For TV release in America, these two Planet Prince movies were compiled into an 85-minute, English-dubbed movie entitled Prince of Space that was first shown in 1965.

== Production ==
The TV version looks very similar to Super Giant (Starman), in that both wear cowled costumes and capes. Each character also has superpowers and flies. The two-part movie version (produced by Toei) is very different, as Prince of Space wears a more streamlined costume, cape, and helmet with goggles. In the edited US version, he has no superpowers other than the invulnerability of his costume and - in a subplot unique to the Japanese version - the ability to revert a man who was brainwashed by the Ginsei aliens back to a peaceful state. In the films, he uses a wand-like laser gun and flies a small spaceship.

In the TV version, just like Moonlight Mask, the Planet Prince persona was listed in the credits as being played by "?" (even though the character never wore a mask to conceal his face).

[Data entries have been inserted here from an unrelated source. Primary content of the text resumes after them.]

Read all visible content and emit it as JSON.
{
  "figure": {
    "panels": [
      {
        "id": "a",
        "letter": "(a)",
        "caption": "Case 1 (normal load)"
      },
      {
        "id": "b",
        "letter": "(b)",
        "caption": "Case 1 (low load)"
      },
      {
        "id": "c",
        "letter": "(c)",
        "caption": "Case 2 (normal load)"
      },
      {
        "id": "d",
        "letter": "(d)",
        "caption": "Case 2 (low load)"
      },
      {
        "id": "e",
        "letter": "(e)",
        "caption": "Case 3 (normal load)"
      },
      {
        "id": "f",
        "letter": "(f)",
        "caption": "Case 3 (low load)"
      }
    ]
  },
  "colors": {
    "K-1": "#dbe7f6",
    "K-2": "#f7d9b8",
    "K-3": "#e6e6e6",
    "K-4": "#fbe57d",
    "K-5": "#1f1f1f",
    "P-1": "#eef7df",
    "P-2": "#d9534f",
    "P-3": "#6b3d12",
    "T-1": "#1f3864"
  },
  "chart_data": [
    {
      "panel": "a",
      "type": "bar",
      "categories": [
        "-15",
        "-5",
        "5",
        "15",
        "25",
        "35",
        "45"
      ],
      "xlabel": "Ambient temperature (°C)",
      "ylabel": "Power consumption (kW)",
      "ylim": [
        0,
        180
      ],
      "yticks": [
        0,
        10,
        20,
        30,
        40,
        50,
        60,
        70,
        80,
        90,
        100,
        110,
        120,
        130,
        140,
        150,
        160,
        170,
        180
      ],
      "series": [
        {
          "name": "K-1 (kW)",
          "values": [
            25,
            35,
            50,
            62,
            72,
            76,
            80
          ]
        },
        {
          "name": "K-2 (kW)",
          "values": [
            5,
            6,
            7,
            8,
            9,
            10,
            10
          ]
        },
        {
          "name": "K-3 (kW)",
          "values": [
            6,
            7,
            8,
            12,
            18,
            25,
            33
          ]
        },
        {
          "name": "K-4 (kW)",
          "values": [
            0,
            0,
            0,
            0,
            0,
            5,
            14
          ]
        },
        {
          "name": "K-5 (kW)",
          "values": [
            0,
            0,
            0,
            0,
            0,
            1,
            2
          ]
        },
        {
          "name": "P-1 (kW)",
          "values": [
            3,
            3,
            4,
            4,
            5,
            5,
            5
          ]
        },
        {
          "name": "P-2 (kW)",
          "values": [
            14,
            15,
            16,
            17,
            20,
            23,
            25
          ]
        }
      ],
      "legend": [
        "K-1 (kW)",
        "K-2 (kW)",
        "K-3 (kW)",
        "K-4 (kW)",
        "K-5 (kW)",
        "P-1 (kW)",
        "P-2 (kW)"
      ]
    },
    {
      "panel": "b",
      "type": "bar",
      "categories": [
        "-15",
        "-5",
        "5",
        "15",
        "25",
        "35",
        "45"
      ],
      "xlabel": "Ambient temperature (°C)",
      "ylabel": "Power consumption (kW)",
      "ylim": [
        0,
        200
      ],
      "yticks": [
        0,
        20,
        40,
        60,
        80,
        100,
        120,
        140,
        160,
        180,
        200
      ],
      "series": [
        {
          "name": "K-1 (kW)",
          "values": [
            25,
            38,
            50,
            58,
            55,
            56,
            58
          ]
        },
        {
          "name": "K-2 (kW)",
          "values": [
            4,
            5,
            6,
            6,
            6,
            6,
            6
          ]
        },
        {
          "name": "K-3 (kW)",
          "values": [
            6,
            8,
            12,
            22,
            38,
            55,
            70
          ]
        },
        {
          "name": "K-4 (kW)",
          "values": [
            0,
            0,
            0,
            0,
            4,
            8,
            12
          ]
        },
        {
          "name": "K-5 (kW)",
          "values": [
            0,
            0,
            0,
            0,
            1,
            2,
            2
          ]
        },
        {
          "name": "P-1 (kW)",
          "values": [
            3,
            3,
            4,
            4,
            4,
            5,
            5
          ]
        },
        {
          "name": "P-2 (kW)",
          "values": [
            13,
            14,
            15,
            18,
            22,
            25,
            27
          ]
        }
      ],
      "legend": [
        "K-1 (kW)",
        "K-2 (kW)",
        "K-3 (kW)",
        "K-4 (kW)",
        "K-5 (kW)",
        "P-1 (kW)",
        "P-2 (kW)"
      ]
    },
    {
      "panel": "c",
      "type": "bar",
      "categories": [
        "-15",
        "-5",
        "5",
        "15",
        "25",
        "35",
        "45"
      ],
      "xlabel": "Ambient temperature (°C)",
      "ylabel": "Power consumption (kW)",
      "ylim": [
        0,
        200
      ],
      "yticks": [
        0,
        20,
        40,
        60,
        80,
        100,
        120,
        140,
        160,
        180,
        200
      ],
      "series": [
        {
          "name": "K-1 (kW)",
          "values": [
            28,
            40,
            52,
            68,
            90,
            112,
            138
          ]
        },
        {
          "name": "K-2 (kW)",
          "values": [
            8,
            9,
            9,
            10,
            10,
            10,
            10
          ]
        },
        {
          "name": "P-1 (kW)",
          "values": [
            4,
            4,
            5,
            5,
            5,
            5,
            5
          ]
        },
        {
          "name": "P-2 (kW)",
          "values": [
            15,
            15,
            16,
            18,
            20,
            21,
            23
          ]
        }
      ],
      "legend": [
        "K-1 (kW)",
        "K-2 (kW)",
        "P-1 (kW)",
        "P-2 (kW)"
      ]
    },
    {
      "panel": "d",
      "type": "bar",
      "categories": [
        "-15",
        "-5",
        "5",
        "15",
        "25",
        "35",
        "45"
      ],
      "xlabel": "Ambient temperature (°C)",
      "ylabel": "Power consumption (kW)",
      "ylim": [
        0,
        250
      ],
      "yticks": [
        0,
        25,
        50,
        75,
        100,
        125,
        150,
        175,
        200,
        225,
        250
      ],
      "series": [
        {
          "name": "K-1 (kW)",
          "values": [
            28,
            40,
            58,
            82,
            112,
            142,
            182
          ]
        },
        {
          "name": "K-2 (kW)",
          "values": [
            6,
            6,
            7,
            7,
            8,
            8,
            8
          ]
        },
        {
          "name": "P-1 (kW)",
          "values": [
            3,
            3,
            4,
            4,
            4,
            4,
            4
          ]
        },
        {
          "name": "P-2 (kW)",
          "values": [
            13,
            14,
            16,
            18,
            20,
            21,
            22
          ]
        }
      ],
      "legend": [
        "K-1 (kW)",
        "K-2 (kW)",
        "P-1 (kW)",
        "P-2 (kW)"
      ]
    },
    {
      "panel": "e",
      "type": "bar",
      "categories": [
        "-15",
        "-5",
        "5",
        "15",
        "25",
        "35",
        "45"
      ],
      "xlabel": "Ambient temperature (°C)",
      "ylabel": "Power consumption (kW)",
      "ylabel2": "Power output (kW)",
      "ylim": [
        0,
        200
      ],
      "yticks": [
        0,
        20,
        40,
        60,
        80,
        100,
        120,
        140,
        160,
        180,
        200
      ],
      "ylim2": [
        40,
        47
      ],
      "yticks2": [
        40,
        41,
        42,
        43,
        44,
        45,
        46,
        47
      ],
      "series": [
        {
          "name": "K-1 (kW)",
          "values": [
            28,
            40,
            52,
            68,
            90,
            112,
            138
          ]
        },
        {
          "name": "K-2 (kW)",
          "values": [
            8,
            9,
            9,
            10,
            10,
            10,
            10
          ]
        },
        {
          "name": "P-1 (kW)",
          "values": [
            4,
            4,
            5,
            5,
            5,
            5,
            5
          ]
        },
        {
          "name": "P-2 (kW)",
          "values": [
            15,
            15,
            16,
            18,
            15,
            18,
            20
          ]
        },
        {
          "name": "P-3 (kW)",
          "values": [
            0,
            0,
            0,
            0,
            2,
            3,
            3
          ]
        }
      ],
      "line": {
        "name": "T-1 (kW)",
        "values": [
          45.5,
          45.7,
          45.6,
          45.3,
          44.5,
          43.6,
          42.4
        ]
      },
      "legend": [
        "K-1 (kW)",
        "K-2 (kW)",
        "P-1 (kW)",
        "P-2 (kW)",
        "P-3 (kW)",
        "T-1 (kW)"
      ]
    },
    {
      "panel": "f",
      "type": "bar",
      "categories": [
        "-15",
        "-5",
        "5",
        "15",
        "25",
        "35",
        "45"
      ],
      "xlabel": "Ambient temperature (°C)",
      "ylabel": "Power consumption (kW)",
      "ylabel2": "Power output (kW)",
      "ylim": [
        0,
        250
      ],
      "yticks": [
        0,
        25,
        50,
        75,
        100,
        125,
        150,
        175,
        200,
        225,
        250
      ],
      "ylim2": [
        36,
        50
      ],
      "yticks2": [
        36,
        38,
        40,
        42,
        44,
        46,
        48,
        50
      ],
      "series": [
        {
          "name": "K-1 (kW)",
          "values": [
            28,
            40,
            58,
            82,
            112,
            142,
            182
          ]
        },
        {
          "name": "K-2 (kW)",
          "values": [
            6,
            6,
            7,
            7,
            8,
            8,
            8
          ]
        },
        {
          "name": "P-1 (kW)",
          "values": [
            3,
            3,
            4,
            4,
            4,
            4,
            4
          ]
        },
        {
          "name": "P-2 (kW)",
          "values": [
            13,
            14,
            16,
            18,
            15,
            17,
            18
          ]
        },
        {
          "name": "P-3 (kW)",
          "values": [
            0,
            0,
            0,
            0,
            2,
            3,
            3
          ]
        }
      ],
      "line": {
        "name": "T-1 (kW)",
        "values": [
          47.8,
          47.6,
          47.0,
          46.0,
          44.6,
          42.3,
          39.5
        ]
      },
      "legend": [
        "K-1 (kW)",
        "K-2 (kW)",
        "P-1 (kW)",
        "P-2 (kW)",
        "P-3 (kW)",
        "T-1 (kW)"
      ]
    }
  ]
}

In the film, Prince's enemy is called Ambassador Phantom of the Silver Planet (銀星のまぼろし大使) (this villain also appeared in one of the tv series' story arcs), while in the English-language version, the villain is called Dictator Phantom of the Planet Krankor. He (along with his henchmen) wears a large prosthetic nose and cowl that give him a decidedly chicken-like appearance, something that was constantly mocked when the film was featured on Mystery Science Theater 3000, along with audio dubbing that gave him a "laugh like a Buick not turning over" according to series writer Bridget Jones.

== Cast ==
(Americanized names in parentheses)

- Planet Prince/Waku-san (Prince of Space/Wally) - Tatsuo Umemiya
- Ambassador Phantom (Ambassador Dictator Phantom) - Joji Oka
- Sachiko (Susie) - Hiroko Mine
- Dr. Maki (Dr. Macken) - Ushio Akashi
- Ichiro (Johnny) - Akira Asami
- Makoto (Mickey) - Koji Komori
- Kimiko (Kimmy) - Midori Tsuzuki
- Inspector Takeda - Takashi Kanda
- Sawamoto (Dr. Sangamon) - Akira Tatematsu
- Shibasaki - Masahiko Naruse
- Mukai - Ken Sudo
- Newsreporter Tabei (Mr. Tannen) - Ken Hasebe
- Newsreporter Tono (Jerry the Reporter) - Giichi Sugi
- Sakai - Koji Sahara
- Tsunoda - Tokio Kozuka
- Keichi Kawajima (Inspector) - Rin'ichi Yamamoto
- Dr. Naito - Hiroshi Katayama
- Newspaper reporter - Yuji Kitamine
- Phantom's henchmen - Riki Iwaki, Kenji Todoroki, Hiroshi Mihara, Nobuo Yana
- Dr. Tateishi (Dr. Fletcher) - Shusuke Sone
- Mrs. Tateishi - Kaoru Nakano
- Commander Koda - Akikane Sawa
- Secretary of Defense Fukuhara - Shiko Saito
- Captain Munakata - Tadashi Minamikawa
- Colonel Matsuda - Junkichi Orimoto
- Colonel Watanabe - Junji Masuda
- The Guardian - Rinichi Yamamoto
- Kidnapped American scientist (Dr. Cohen) - Osman Yusuf (uncredited)

== Production credits ==
- Planning - Sanehiko Okada
- Director - Eijiro Wakabayashi
- Producer - Sanehiko Sonoda
- Screenplay - Shin Morita
- Original Story - Masaru Igami
- Music - Hirooki Ogawa (stock music; uncredited), Katsuhisa Hattori
- Director of Photography - Masahiko Iimura
- Lighting - Kenzo Ginya
- Art Director - Shuichiro Nakamura
- Recording - Shozo Hirokami
- Film Editor - Yoshiki Nagasawa
- Director of Special Effects - Shozo Horai
- Assistant Director - Hajime Sato
- Production Assistant - Takeshi Nishii
Theme Song – "Planet Prince Song"
- Vocals - Kamitakada Junior Chorus
- Lyrics - Masaru Igami
- Composer - Katsuhisa Hattori

== Reboot ==
In 2021, Minoru Kawasaki directed a feature film reboot of the series, Planet Prince 2021.